En medio del frenesí de las compras navideñas, Ferrari se impone en la Fórmula 1, buscando reorganizarse y volver a la cima de este deporte tras las recientes dificultades. Solo podemos imaginar lo que Maurizio Arrivabene ha escrito en su lista de deseos para Navidad.
La primera semana de Maurizio Arrivabene como director deportivo de Ferrari parece una lista de deseos para una renovación. El nuevo director ya ha dado a entender cuáles son, en su opinión, los ingredientes necesarios para que la Scuderia vuelva a estar en la carrera. En lo más alto de su lista mental figura un piloto de alto nivel, un múltiple campeón del mundo, preferiblemente alemán, para revivir la gloria de la era Schumacher. La idea no es nueva; su predecesor, Marco Mattiacci, ya había marcado la pauta al apuntar a este perfil concreto. Luego viene el grupo motopropulsor. Arrivabene sabe que sin un motor más potente y fiable, Ferrari no puede aspirar a competir con Mercedes. Si bien un avance en 2015 parece poco realista, la esperanza es que se pueda dar un paso adelante importante para 2016.
La lista de pilotos de pruebas y de reserva también se está revisando. Arrivabene ya ha llenado los huecos dejados por Sauber y Toro Rosso con los fichajes de Esteban Gutiérrez y Jean-Eric Vergne, pero ha dejado claro que no quiere españoles en el equipo.
Otro objetivo prioritario es renovar el aspecto del coche de 2015. Los bocetos filtrados sugieren que la emblemática nariz en forma de «pico de pato» desaparecerá, sustituida por un frontal más elegante que podría hacer parecer anticuados a los rivales.

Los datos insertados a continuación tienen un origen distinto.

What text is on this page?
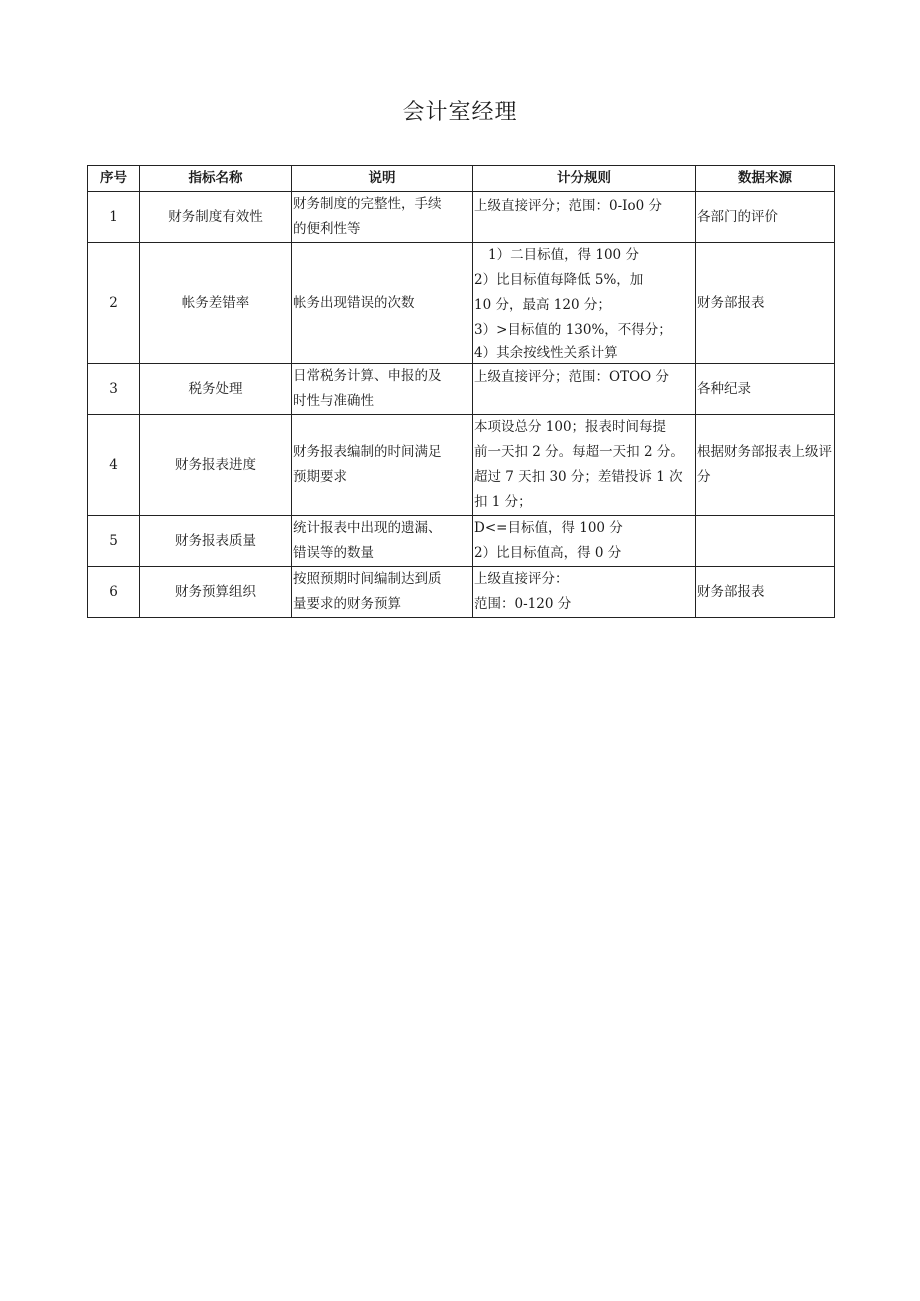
会计室经理
序号	指标名称	说明	计分规则	数据来源
1	财务制度有效性	财务制度的完整性，手续
的便利性等	上级直接评分；范围：0-Io0 分	各部门的评价
2	帐务差错率	帐务出现错误的次数	1）二目标值，得 100 分
2）比目标值每降低 5%，加
10 分，最高 120 分；
3）>目标值的 130%，不得分；
4）其余按线性关系计算	财务部报表
3	税务处理	日常税务计算、申报的及
时性与准确性	上级直接评分；范围：OTOO 分	各种纪录
4	财务报表进度	财务报表编制的时间满足
预期要求	本项设总分 100；报表时间每提
前一天扣 2 分。每超一天扣 2 分。
超过 7 天扣 30 分；差错投诉 1 次
扣 1 分；	根据财务部报表上级评分
5	财务报表质量	统计报表中出现的遗漏、
错误等的数量	D<=目标值，得 100 分
2）比目标值高，得 0 分	

6	财务预算组织	按照预期时间编制达到质
量要求的财务预算	上级直接评分：
范围：0-120 分	财务部报表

En cuanto al rendimiento, Arrivabene es realista pero optimista: unos cuantos podios y, si la suerte acompaña, una victoria oportunista hacia el final de la temporada podrían sentar las bases para una campaña más sólida en 2016.
Por último, hay un deseo más personal: la oportunidad de sentarse junto al difunto Michael Schumacher y el difunto Jules Bianchi, ambos aún profundamente añorados por la familia Ferrari. Todas estas ambiciones se pondrán a prueba a medida que avance el calendario de Fórmula 1 de 2015. La reestructuración interna del equipo exigirá paciencia, y la competencia será feroz. McLaren-Honda regresa con Fernando Alonso y Jenson Button, Mercedes sigue dominando con Lewis Hamilton y Nico Rosberg, y Red Bull apuesta por el ímpetu de Daniel Ricciardo y Daniil Kvyat. El camino hacia la cima no será nada fácil para Ferrari, pero el programa de Arrivabene demuestra que la Scuderia ya está preparando su regreso.